The course focuses on basic statistical tools that are explicitly directed towards clinical investigations. This course will be integrated with various epidemiological study designs. It will cover a variety of topics ranging from descriptive statistics involving measurement scales of data and summary indices, to statistical estimation and inference using parametric and non-parametric methods. An introduction to simple linear regression models, as well as sample size and power calculations will also be given. Brief concepts of multi-variable analyses will also be introduced. No mathematical background is required.

This course provides a comprehensive overview of the design and planning of epidemiological studies. The course first introduces critical concepts related to observational studies before covering common study designs such as cohort studies and case-control studies. More specialized topics will also be covered, such as screening and diagnostic studies, systematic reviews and meta-analyses, and survey studies.

This course provides a broad overview of the design and planning of clinical studies. The course begins with an introduction to the research process before introducing various study types, including first-in-human, Phase 1 and dose-finding trials, Phase II trials, Phase III trials and cross-over trials. More advanced topics will also be covered, such as cluster randomized and stepped-wedged trials, adaptive trials, and real-world evidence studies.

In this course, issues in clinical trials, including blinding, randomisation, sample size, power, ethical, regulatory, and quality-of-life issues will be addressed. Interim and sequential analyses, analysis of multiple treatments and endpoints, stratification and subgroup analyses, as well as meta-analysis of randomized controlled trials will also be discussed. Although particular emphasis is given to the evaluation of treatment in Phase III clinical trials, early phase trials including preclinical pharmacokinetic and pharmacodynamic studies will also be covered.

This course will provide an overview of the ethical and regulatory issues related to conducting research with human subjects. It will introduce key ethical principles and their application to clinical research, codes of research ethics and ethical review boards e.g. the concepts of autonomy, consent, confidentiality, risk-benefit and distributive justice, conflicts of interest and ethical issues in various study designs. The course will also cover topics relating to scientific integrity, and the regulations governing clinical research, laboratory safety, good clinical practice and the responsibilities of investigators towards research subjects.

This course will enable clinical researchers to critically evaluate the outcomes, quality, and effectiveness of interventions and healthcare programs. It will provide a foundation for collecting, analyzing and interpreting data that influence decision making and resource allocation at both the patient and societal level. The course will integrate elements of epidemiology and statistics, and incorporate a diverse range of important subjects including survey and qualitative methods, decision and cost effectiveness analyses, and health technology assessment. Students will also be taught to critically appraise studies in health services research and to discuss their application across healthcare sectors. Finally, students will be given the opportunity to apply the practical tools they have learnt to address existing health issues.
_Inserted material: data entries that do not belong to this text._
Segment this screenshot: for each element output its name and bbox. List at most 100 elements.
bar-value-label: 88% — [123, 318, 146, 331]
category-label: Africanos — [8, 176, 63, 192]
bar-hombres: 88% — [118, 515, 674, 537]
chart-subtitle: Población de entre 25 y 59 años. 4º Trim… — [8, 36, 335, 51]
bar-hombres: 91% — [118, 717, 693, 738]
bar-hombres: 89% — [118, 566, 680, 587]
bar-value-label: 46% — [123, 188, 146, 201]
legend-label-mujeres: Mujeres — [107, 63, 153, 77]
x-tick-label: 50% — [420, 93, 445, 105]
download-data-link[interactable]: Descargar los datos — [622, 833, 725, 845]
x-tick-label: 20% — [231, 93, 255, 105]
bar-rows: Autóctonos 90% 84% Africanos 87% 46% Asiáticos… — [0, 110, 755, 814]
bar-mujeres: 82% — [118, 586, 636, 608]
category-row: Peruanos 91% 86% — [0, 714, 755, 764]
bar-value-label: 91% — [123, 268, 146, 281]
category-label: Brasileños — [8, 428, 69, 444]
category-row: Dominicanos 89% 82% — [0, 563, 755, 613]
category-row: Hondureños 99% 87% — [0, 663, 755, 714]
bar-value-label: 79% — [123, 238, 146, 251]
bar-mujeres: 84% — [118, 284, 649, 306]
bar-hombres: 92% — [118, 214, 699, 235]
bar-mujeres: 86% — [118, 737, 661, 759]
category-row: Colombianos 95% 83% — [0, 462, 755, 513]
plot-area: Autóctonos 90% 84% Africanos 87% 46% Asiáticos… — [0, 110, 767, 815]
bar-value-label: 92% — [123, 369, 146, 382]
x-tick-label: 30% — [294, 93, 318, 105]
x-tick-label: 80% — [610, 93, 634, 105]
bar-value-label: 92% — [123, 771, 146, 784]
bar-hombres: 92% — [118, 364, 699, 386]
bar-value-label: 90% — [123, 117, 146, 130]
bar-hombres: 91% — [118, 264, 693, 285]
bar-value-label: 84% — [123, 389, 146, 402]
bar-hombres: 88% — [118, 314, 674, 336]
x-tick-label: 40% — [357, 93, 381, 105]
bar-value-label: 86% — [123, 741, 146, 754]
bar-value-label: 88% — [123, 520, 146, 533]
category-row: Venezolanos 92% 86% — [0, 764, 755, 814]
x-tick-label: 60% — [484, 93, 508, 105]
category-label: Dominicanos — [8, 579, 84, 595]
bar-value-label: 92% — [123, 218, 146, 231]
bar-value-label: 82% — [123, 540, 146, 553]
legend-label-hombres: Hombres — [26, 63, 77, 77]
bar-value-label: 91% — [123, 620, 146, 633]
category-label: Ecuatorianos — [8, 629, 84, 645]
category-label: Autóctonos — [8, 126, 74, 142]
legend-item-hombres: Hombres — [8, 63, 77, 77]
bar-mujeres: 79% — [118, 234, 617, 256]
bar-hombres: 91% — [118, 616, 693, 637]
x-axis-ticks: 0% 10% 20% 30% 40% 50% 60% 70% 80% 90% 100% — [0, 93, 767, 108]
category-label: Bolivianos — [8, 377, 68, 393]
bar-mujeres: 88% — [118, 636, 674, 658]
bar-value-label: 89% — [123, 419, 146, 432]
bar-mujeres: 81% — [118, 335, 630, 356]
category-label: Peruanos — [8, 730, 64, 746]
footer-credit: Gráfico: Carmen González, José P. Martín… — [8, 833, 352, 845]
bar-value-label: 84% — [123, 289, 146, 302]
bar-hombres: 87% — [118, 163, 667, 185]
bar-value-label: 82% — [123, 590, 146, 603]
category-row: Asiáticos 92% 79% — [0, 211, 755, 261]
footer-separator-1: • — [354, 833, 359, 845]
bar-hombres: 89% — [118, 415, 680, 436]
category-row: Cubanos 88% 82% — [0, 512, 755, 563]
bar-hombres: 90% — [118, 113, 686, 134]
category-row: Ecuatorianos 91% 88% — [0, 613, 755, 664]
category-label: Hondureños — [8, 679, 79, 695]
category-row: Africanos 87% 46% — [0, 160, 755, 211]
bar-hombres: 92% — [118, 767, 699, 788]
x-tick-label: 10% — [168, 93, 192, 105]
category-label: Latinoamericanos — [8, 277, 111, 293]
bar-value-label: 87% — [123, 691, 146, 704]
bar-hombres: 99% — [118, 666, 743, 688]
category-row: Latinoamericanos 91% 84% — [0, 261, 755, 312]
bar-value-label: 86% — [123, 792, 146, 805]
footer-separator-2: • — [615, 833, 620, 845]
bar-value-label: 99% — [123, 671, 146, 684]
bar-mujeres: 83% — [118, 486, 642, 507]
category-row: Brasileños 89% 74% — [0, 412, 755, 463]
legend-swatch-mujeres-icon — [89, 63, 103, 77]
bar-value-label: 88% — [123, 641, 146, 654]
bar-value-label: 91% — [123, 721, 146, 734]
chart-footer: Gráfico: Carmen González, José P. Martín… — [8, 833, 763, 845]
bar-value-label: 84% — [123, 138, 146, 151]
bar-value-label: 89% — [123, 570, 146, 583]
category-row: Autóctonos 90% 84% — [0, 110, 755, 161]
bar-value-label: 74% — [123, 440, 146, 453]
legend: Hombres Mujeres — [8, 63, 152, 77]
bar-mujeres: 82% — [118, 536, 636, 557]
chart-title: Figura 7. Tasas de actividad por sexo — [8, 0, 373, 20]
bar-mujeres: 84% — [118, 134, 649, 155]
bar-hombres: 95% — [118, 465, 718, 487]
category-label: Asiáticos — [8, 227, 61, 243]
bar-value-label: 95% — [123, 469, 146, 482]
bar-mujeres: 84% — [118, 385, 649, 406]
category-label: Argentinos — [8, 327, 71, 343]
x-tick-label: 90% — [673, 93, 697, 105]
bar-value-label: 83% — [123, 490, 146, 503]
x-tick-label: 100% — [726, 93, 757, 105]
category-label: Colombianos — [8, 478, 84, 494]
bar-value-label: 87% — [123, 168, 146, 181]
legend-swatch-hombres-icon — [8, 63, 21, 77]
Biomarkers are an important component of clinical trials, both as research outcomes in early phase trials and as indicators for patient inclusion in late phase trials. This course will provide an overview of biomarker discovery and testing through the whole clinical trial process. It will include an overview of the specific molecular technologies that are commonly involved in biomarker discovery (high-throughput genomics, proteomics, SNP analysis and tissue microarrays, among others). This will be followed by an explanation of the process of biomarker validation for diagnostic use in clinical trials. Finally, an overview of the process of analysis of validated biomarkers for patient diagnosis, prognostication or therapeutic decision-making in the context of late clinical trials.These aspects will be addressed with a mixture of introductory lectures and small-group paper discussions.

This course will help students develop the skills needed for effective communication of scientific information. Topics covered will include practical guidance on how to summarize salient information in a literature review, construct a coherent framework that would act as a basis for research enquiry, and how to effectively describe and discuss research findings. Sessions will also be devoted to the process of writing and submitting a grant proposal, and of publishing an original article in a journal.